Depuis quelques temps, nous pouvons constater une marche en avant du pouvoir avec laquelle un grand nombre de citoyens n’est pas en accord. Or, à moins qu’une instance judiciaire n’intervienne éventuellement pour contester les décisions prises ou annoncées, il semble que tout ceci se passe dans un cadre légal. Nous avons élu au suffrage universel un président, des députés, et c’est par la voie législative, et par une certaine, mais légale, interprétation de la loi, que se produisent peu à peu des déviations, voire des dérives, qui pourraient peut-être nous amener à regretter un jour de ne pas avoir agi à temps. Oui, mais… Comment agir, quand on est légaliste et pacifiste ? Quand on est pour le respect des lois et que l’on ne souhaite pas engendrer le chaos ? Dans les fils de commentaires sur les forums, cette question revient comme un leitmotiv : "c'est bien, de discuter des raisons de notre opposition, mais quoi faire ? Peut-on réellement faire quelque chose ?"
Je voudrais faire un détour par une réflexion personnelle sur ce sentiment d’impossibilité d’action qui envahit les discussions, forums et partis politiques.

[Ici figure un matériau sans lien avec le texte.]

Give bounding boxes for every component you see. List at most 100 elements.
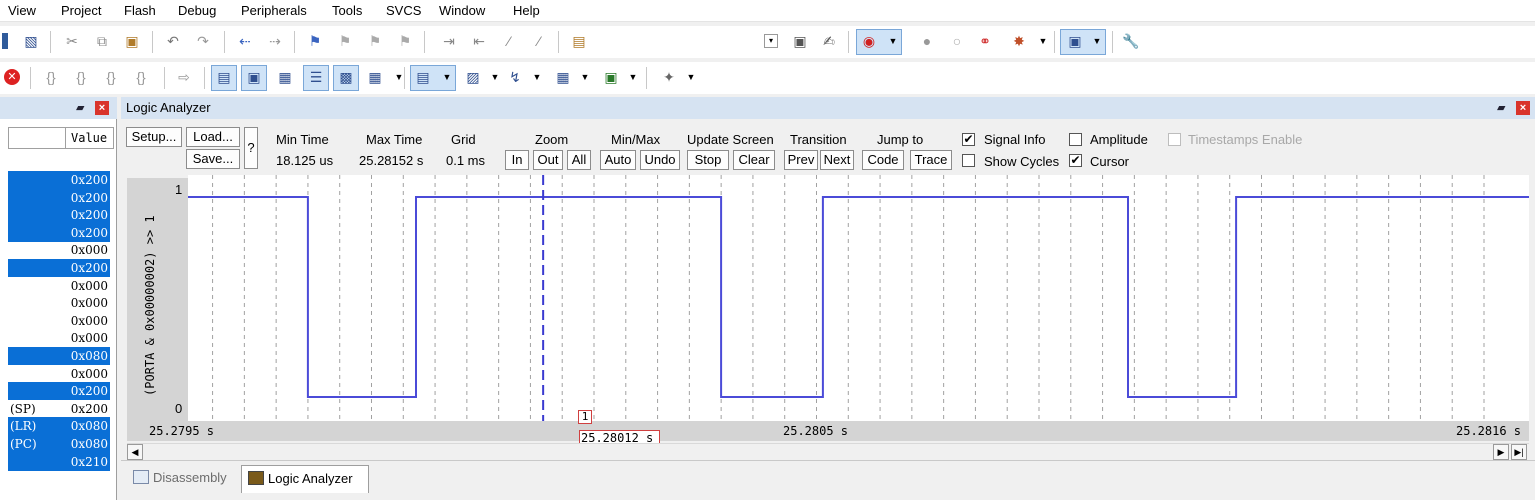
menu-peripherals[interactable]: Peripherals xyxy=(241,3,307,18)
cursor-marker[interactable]: 1 xyxy=(578,410,592,424)
clear-button[interactable]: Clear xyxy=(733,150,775,170)
scroll-right-icon[interactable]: ▶ xyxy=(1493,444,1509,460)
paste-icon[interactable]: ▣ xyxy=(123,32,141,50)
browse-icon[interactable]: ✍ xyxy=(820,32,838,50)
disable-breakpoints-icon[interactable]: ⚭ xyxy=(976,32,994,50)
show-next-statement-icon[interactable]: ⇨ xyxy=(175,68,193,86)
register-row[interactable]: (PC) 0x080 xyxy=(8,435,110,453)
register-row[interactable]: 0x000 xyxy=(8,329,110,347)
register-row[interactable]: 0x200 xyxy=(8,223,110,242)
save-all-icon[interactable]: ▧ xyxy=(22,32,40,50)
step-over-icon[interactable]: {} xyxy=(72,68,90,86)
horizontal-scrollbar[interactable]: ◀ ▶ ▶| xyxy=(127,443,1529,460)
register-row[interactable]: 0x000 xyxy=(8,277,110,295)
signal-name[interactable]: (PORTA & 0x00000002) >> 1 xyxy=(127,178,157,421)
value-column-header[interactable]: Value xyxy=(71,131,107,145)
register-row[interactable]: 0x200 xyxy=(8,382,110,401)
zoom-out-button[interactable]: Out xyxy=(533,150,563,170)
register-row[interactable]: 0x000 xyxy=(8,241,110,259)
register-row[interactable]: 0x080 xyxy=(8,347,110,365)
register-row[interactable]: 0x200 xyxy=(8,259,110,277)
find-in-files-icon[interactable]: ▤ xyxy=(570,32,588,50)
menu-window[interactable]: Window xyxy=(439,3,485,18)
chevron-down-icon[interactable]: ▼ xyxy=(682,68,700,86)
menu-svcs[interactable]: SVCS xyxy=(386,3,421,18)
close-icon[interactable]: × xyxy=(1516,101,1530,115)
menu-project[interactable]: Project xyxy=(61,3,101,18)
register-row[interactable]: 0x000 xyxy=(8,312,110,330)
scroll-end-icon[interactable]: ▶| xyxy=(1511,444,1527,460)
symbols-window-icon[interactable]: ▦ xyxy=(276,68,294,86)
stop-button[interactable]: Stop xyxy=(687,150,729,170)
close-icon[interactable]: × xyxy=(95,101,109,115)
bookmark-icon[interactable]: ⚑ xyxy=(306,32,324,50)
enable-breakpoint-icon[interactable]: ○ xyxy=(948,32,966,50)
chevron-down-icon[interactable]: ▼ xyxy=(576,68,594,86)
redo-icon[interactable]: ↷ xyxy=(194,32,212,50)
register-row[interactable]: 0x200 xyxy=(8,188,110,207)
load-button[interactable]: Load... xyxy=(186,127,240,147)
bookmark-next-icon[interactable]: ⚑ xyxy=(366,32,384,50)
unindent-icon[interactable]: ⇤ xyxy=(470,32,488,50)
trace-window-icon[interactable]: ▦ xyxy=(554,68,572,86)
dropdown-chevron-icon[interactable]: ▾ xyxy=(764,34,778,48)
tab-disassembly[interactable]: Disassembly xyxy=(129,465,237,493)
tab-logic-analyzer[interactable]: Logic Analyzer xyxy=(241,465,369,493)
register-row[interactable]: 0x200 xyxy=(8,171,110,189)
system-viewer-icon[interactable]: ▣ xyxy=(602,68,620,86)
trace-button[interactable]: Trace xyxy=(910,150,952,170)
step-out-icon[interactable]: {} xyxy=(102,68,120,86)
code-button[interactable]: Code xyxy=(862,150,904,170)
bookmark-prev-icon[interactable]: ⚑ xyxy=(336,32,354,50)
chevron-down-icon[interactable]: ▼ xyxy=(624,68,642,86)
analysis-window-icon[interactable]: ↯ xyxy=(506,68,524,86)
menu-view[interactable]: View xyxy=(8,3,36,18)
pin-icon[interactable]: ▰ xyxy=(1497,101,1505,114)
menu-help[interactable]: Help xyxy=(513,3,540,18)
pin-icon[interactable]: ▰ xyxy=(76,101,84,114)
help-button[interactable]: ? xyxy=(244,127,258,169)
register-row[interactable]: (SP) 0x200 xyxy=(8,400,110,418)
undo-icon[interactable]: ↶ xyxy=(164,32,182,50)
step-into-icon[interactable]: {} xyxy=(42,68,60,86)
register-row[interactable]: 0x200 xyxy=(8,206,110,225)
chevron-down-icon[interactable]: ▼ xyxy=(390,68,408,86)
navigate-forward-icon[interactable]: ⇢ xyxy=(266,32,284,50)
chevron-down-icon[interactable]: ▼ xyxy=(438,68,456,86)
toolbox-icon[interactable]: ✦ xyxy=(660,68,678,86)
copy-icon[interactable]: ⧉ xyxy=(93,32,111,50)
kill-breakpoints-icon[interactable]: ✸ xyxy=(1010,32,1028,50)
next-button[interactable]: Next xyxy=(820,150,854,170)
waveform-plot[interactable] xyxy=(188,175,1529,421)
signal-info-checkbox[interactable]: ✔ xyxy=(962,133,975,146)
column-divider[interactable] xyxy=(65,128,66,148)
insert-breakpoint-icon[interactable]: ● xyxy=(918,32,936,50)
register-row[interactable]: 0x210 xyxy=(8,452,110,471)
chevron-down-icon[interactable]: ▼ xyxy=(528,68,546,86)
chevron-down-icon[interactable]: ▼ xyxy=(486,68,504,86)
configure-icon[interactable]: 🔧 xyxy=(1122,32,1140,50)
bookmark-clear-icon[interactable]: ⚑ xyxy=(396,32,414,50)
save-button[interactable]: Save... xyxy=(186,149,240,169)
menu-flash[interactable]: Flash xyxy=(124,3,156,18)
chevron-down-icon[interactable]: ▼ xyxy=(884,32,902,50)
zoom-all-button[interactable]: All xyxy=(567,150,591,170)
serial-window-icon[interactable]: ▨ xyxy=(464,68,482,86)
auto-button[interactable]: Auto xyxy=(600,150,636,170)
navigate-back-icon[interactable]: ⇠ xyxy=(236,32,254,50)
watch-window-icon[interactable]: ▦ xyxy=(366,68,384,86)
show-cycles-checkbox[interactable] xyxy=(962,154,975,167)
register-row[interactable]: 0x000 xyxy=(8,365,110,383)
undo-button[interactable]: Undo xyxy=(640,150,680,170)
indent-icon[interactable]: ⇥ xyxy=(440,32,458,50)
zoom-in-button[interactable]: In xyxy=(505,150,529,170)
uncomment-icon[interactable]: ⁄ xyxy=(530,32,548,50)
scroll-left-icon[interactable]: ◀ xyxy=(127,444,143,460)
menu-debug[interactable]: Debug xyxy=(178,3,216,18)
cursor-checkbox[interactable]: ✔ xyxy=(1069,154,1082,167)
run-to-cursor-icon[interactable]: {} xyxy=(132,68,150,86)
menu-tools[interactable]: Tools xyxy=(332,3,362,18)
chevron-down-icon[interactable]: ▼ xyxy=(1088,32,1106,50)
comment-icon[interactable]: ⁄ xyxy=(500,32,518,50)
setup-button[interactable]: Setup... xyxy=(126,127,182,147)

Nous sommes élevés à l’impuissance.
Que ce soit dans les entreprises, à l’école, où même dans les partis politiques, tout est fait pour nous convaincre qu’il est impossible de s’unir pour agir. Le culte de l’individualisme, promu comme facteur de bonheur individuel, est très intéressant pour les industriels et la finance ( autant une “partie de campagne” entre amis, ludique et printanière, ne rapporte rien aux grands groupes, autant jouer sur sa console, faire du sport dans son salon avec un gadget électronique ou regarder de façon payante un match sur un écran encombrant et hors de prix participe de l’effort national d’enrichissement des déjà riches).
Mais cet individualisme est aussi très intéressant pour affaiblir le pouvoir que donne le vote au peuple, et ce, pour plusieurs raisons.
En premier lieu,  un grand nombre d’opposants trouvent très judicieux de s’opposer au système en refusant de voter, oubliant par là que cela donne tout pouvoir d’emporter les suffrages à ceux qui cautionnent le système, ce qui est franchement contre-productif comme type d’opposition. Le raisonnement qui consiste à dire : “Moi, j’ai les mains propres, je n’ai pas pris parti, comme ça on ne peut pas me reprocher d’avoir cautionner le système” me semble plus que spécieux : ce raisonnement part de l’idée que le résultat du vote n’a de sens que symbolique. Or, justement, le vote et son résultat sont primordiaux, parce qu'ils donnent le pouvoir réel. Ainsi, la diffusion du message de l’abstention, voire de la non-inscription sur les listes électorales, chez les libertaires a des effets que ceux-ci ne réalisent pas. En particulier qu’il aurait suffit qu’une petite partie de ces abstentionnistes-là se sentent responsables du choix du gouvernement de la France, pour que nous ayons un autre type de “gouvernance” que celle que nous avons aujourd’hui.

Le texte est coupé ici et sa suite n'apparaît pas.